Common variable immunodeficiency (CVID) is marked by reduced (but not absent) immunoglobulin levels, indicating a failure in B-cells to differentiate into plasma cells. However, the number of mature B-cells in the peripheral blood remains normal. CVID typically manifests in early adulthood because antibodies are not completely absent, leading to a delayed presentation of symptoms.
Selective IgA deficiency is the most prevalent primary immunodeficiency, where B-cells cannot differentiate into IgA-producing plasma cells. While often asymptomatic, it can increase susceptibility to sinopulmonary infections and certain intestinal protozoa like Giardia lamblia. Additionally, individuals with IgA deficiency may experience anaphylactic reactions during blood transfusions due to the formation of anti-IgA antibodies, as their immune system recognizes IgA as a foreign protein.
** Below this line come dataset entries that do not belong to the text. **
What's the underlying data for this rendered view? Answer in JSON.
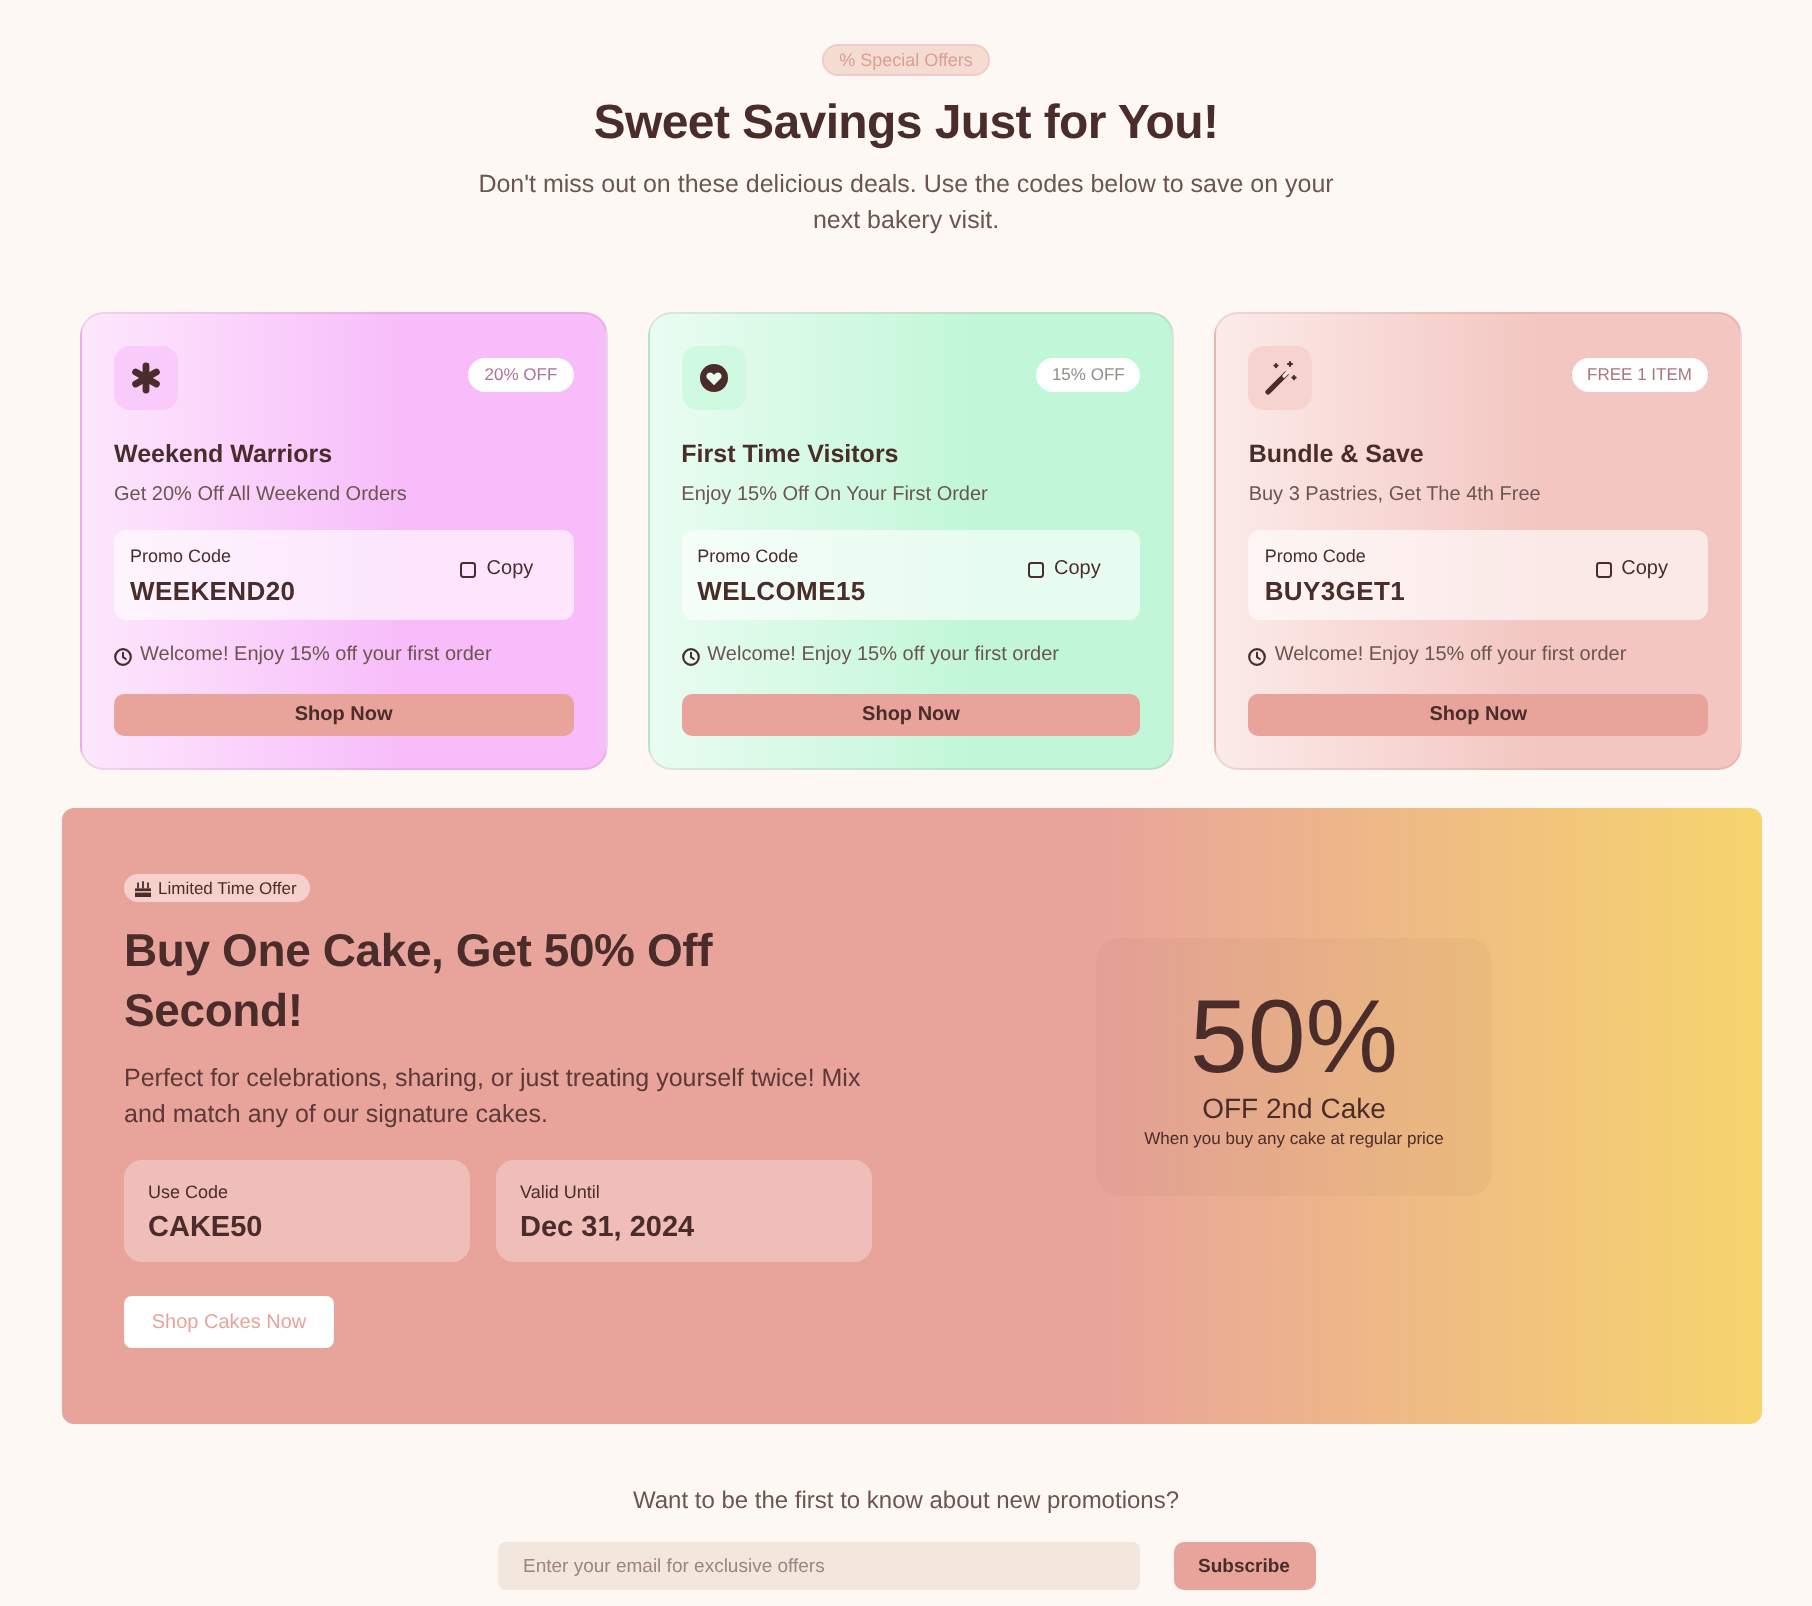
{
  "header": {
    "badge": "% Special Offers",
    "title": "Sweet Savings Just for You!",
    "subtitle": "Don't miss out on these delicious deals. Use the codes below to save on your next bakery visit."
  },
  "offers": [
    {
      "color": "#f7bcf9",
      "badge": "20% OFF",
      "title": "Weekend Warriors",
      "description": "Get 20% Off All Weekend Orders",
      "code_label": "Promo Code",
      "code": "WEEKEND20",
      "copy": "Copy",
      "note": "Welcome! Enjoy 15% off your first order",
      "button": "Shop Now"
    },
    {
      "color": "#c1f7d8",
      "badge": "15% OFF",
      "title": "First Time Visitors",
      "description": "Enjoy 15% Off On Your First Order",
      "code_label": "Promo Code",
      "code": "WELCOME15",
      "copy": "Copy",
      "note": "Welcome! Enjoy 15% off your first order",
      "button": "Shop Now"
    },
    {
      "color": "#f3c6c1",
      "badge": "FREE 1 ITEM",
      "title": "Bundle & Save",
      "description": "Buy 3 Pastries, Get The 4th Free",
      "code_label": "Promo Code",
      "code": "BUY3GET1",
      "copy": "Copy",
      "note": "Welcome! Enjoy 15% off your first order",
      "button": "Shop Now"
    }
  ],
  "banner": {
    "badge": "Limited Time Offer",
    "title": "Buy One Cake, Get 50% Off Second!",
    "text": "Perfect for celebrations, sharing, or just treating yourself twice! Mix and match any of our signature cakes.",
    "details": [
      {
        "label": "Use Code",
        "value": "CAKE50"
      },
      {
        "label": "Valid Until",
        "value": "Dec 31, 2024"
      }
    ],
    "button": "Shop Cakes Now",
    "highlight": {
      "value": "50%",
      "caption": "OFF 2nd Cake",
      "note": "When you buy any cake at regular price"
    }
  },
  "newsletter": {
    "prompt": "Want to be the first to know about new promotions?",
    "placeholder": "Enter your email for exclusive offers",
    "button": "Subscribe"
  }
}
DiGeorge syndrome is a congenital disorder characterized by an underdeveloped or absent thymus, leading to impaired T-cell maturation. As a result, mature T cells are absent, increasing vulnerability to viral, fungal, and intracellular bacterial infections. The syndrome manifests with various symptoms, including low parathyroid hormone levels, abnormal facial features, cleft palate, and specific congenital heart diseases, all stemming from the abnormal development of the 3rd and 4th pharyngeal pouches.
Primary immunodeficiency disorders typically manifest between 6 months to 2 years of age with recurrent infections. Infants initially receive passive immunity from maternal IgG during the third trimester and IgA during breastfeeding, providing protection for the first 4-6 months of life. Once this passive immunity wanes, children with primary immunodeficiency start exhibiting symptoms. It's crucial to note that live vaccines should be avoided in these children due to the risk posed by attenuated pathogens.